Vol. 13, No. 10 Week of March 09, 2008

Spur line project out for bid

Alaska Natural Gas Development Authority is looking for wetlands determination from U.S. Army Corps of Engineers for gas spur line

Eric Lidji

Petroleum News

Temporarily excluded from the on-going state deliberations over a future natural gas pipeline, the Alaska Natural Gas Development Authority is still moving forward on its spur line to Southcentral and now wants to prepare for the early permitting required for the project.

In the largest project ever put out to bid by the state agency, ANGDA is looking for a contractor to study the wetlands along a proposed route from Delta Junction to the Beluga gas fields in northern Cook Inlet.

The goal is to get a favorable determination from the U.S. Army Corps of Engineers, the federal agency responsible for issuing a wetlands permit.

“This represents, for ANGDA, the next major step for completing this project,” Harold Heinze, ANGDA CEO, said at a pre-proposal conference on March 5.

ANGDA plans to spend between $1.2 million and $2 million on the project, which, at the full $2 million, would account for 40 percent of the total ANGDA budget in 2008.

The 370-mile corridor for the spur line would roughly follow the trans-Alaska oil pipeline from Delta Junction to Glennallen, then head west along the conditional right-of-way lease from Glennallen to Palmer issued to ANGDA back in July 2006, and finally head south to the Beluga gas field along one of several proposed routes from Palmer.

Those routes include following existing Enstar Natural Gas right of way, the Parks Highway or the intertie at Port MacKenzie.

“It’s only in the Palmer to Beluga segment that we have any alternatives,” Heinze said.

Contract to be awarded March 28

The project went out to bid at the end of February and ANGDA will award the contract on March 28. At the pre-proposal conference, Heinze said around 11 companies had already expressed interest in the project.

Heinze called it a “turnkey operation,” meaning contractors will be responsible for every part of the project, including getting access to state and Native land along the proposed route.

ANGDA will award the contract based largely on whichever proposal inspires the most confidence of getting a favorable determination from the Army Corps of Engineers, according to Kaye Laughlin, an ANGDA consultant.

“We want to be able to get the permits. We don’t want to go back and do the work twice,” Laughlin said.

ANGDA is a public corporation of the state, created by voter mandate to bring North Slope natural gas to market, and as a result, Heinze asked potential contractors to think about the project differently.

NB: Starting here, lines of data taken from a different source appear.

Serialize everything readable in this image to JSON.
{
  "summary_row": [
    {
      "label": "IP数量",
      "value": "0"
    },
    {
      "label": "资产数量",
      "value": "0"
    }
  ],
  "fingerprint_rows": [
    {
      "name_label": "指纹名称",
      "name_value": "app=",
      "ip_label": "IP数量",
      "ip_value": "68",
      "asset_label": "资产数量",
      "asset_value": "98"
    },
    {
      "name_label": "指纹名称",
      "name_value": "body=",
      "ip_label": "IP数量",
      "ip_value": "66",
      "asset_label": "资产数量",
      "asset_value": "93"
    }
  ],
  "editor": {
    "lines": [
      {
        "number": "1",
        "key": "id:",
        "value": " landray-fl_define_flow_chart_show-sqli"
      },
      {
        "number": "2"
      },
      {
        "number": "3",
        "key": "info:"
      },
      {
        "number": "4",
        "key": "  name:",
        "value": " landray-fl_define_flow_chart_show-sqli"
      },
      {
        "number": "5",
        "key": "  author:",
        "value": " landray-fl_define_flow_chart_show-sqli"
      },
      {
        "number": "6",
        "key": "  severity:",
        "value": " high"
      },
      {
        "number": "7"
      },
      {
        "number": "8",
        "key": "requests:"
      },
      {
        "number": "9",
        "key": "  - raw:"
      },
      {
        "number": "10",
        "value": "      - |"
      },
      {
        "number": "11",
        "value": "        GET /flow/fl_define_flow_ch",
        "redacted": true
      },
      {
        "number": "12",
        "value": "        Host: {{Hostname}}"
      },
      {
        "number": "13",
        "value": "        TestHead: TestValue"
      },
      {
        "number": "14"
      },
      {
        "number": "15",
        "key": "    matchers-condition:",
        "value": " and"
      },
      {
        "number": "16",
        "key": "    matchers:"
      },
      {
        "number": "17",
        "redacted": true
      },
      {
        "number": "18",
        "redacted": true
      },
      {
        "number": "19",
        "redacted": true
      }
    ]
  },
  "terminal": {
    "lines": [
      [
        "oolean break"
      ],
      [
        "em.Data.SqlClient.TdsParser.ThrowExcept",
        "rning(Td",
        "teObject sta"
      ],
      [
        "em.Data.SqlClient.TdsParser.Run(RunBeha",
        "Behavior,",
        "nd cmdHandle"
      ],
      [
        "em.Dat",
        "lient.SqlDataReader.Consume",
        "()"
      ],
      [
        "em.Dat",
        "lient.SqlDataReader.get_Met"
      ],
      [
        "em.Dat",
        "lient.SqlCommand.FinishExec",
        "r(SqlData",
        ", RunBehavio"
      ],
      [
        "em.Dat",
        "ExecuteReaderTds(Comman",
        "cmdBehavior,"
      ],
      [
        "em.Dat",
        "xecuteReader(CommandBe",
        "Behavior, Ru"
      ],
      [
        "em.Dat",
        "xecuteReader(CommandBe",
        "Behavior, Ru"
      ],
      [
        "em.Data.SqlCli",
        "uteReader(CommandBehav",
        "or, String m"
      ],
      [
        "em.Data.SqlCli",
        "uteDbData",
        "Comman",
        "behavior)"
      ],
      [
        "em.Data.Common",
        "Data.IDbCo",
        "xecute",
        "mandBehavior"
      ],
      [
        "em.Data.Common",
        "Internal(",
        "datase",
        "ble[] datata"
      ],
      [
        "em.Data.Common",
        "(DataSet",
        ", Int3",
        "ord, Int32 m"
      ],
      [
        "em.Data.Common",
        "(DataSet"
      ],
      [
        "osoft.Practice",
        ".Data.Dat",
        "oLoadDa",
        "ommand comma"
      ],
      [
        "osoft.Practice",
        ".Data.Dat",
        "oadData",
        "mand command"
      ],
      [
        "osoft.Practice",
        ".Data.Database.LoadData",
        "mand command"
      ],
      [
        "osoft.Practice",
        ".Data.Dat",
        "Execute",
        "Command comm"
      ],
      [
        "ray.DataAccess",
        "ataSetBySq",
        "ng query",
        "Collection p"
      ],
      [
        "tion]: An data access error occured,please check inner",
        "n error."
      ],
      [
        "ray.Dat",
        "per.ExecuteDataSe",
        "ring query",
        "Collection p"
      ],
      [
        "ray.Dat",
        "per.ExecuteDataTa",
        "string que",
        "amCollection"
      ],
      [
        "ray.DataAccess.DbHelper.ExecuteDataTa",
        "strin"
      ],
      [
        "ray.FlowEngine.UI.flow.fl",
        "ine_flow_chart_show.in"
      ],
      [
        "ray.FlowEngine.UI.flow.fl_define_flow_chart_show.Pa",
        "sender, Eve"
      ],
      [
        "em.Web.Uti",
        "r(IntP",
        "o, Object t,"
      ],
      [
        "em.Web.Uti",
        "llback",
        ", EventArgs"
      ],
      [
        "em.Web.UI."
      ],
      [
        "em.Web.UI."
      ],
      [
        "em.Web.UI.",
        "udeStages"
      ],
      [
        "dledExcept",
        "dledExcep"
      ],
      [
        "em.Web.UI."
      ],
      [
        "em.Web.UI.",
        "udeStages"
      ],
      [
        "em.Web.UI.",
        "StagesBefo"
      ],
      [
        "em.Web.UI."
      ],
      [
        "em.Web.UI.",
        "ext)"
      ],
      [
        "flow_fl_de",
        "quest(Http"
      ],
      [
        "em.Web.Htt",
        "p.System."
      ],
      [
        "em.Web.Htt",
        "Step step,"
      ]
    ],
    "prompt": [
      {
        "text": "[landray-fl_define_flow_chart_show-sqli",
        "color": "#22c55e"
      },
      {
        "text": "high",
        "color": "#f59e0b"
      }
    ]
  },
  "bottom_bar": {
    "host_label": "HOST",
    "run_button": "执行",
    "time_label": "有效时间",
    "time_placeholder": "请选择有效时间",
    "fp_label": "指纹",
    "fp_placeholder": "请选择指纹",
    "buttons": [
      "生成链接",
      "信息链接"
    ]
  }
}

“This whole work product will be in the public realm,” Heinze told potential contractors. “It has to be intelligible to the public.”

Spur line project

Earlier in the year, the state dismissed the ANGDA application for the Alaska Gasline Inducement Act because it did not connect to North Slope gas resources.

ANGDA then hoped to piggyback on a full application for an in-state gas pipeline from the Alaska Gasline Port Authority, a municipal group, but the state also dismissed that proposal, as well as a subsequent request to reconsider.

When the ANGDA board of directors approved the wetlands delineation project in January, it seemed like a way to move forward with the proposed spur line, designed to connect to any future main pipeline running from the North Slope.

The board also proposed spending an additional $1 million to study alternative pipeline designs from a geotechnical standpoint to account for ice, discontinuous permafrost and the long term affects of climate change.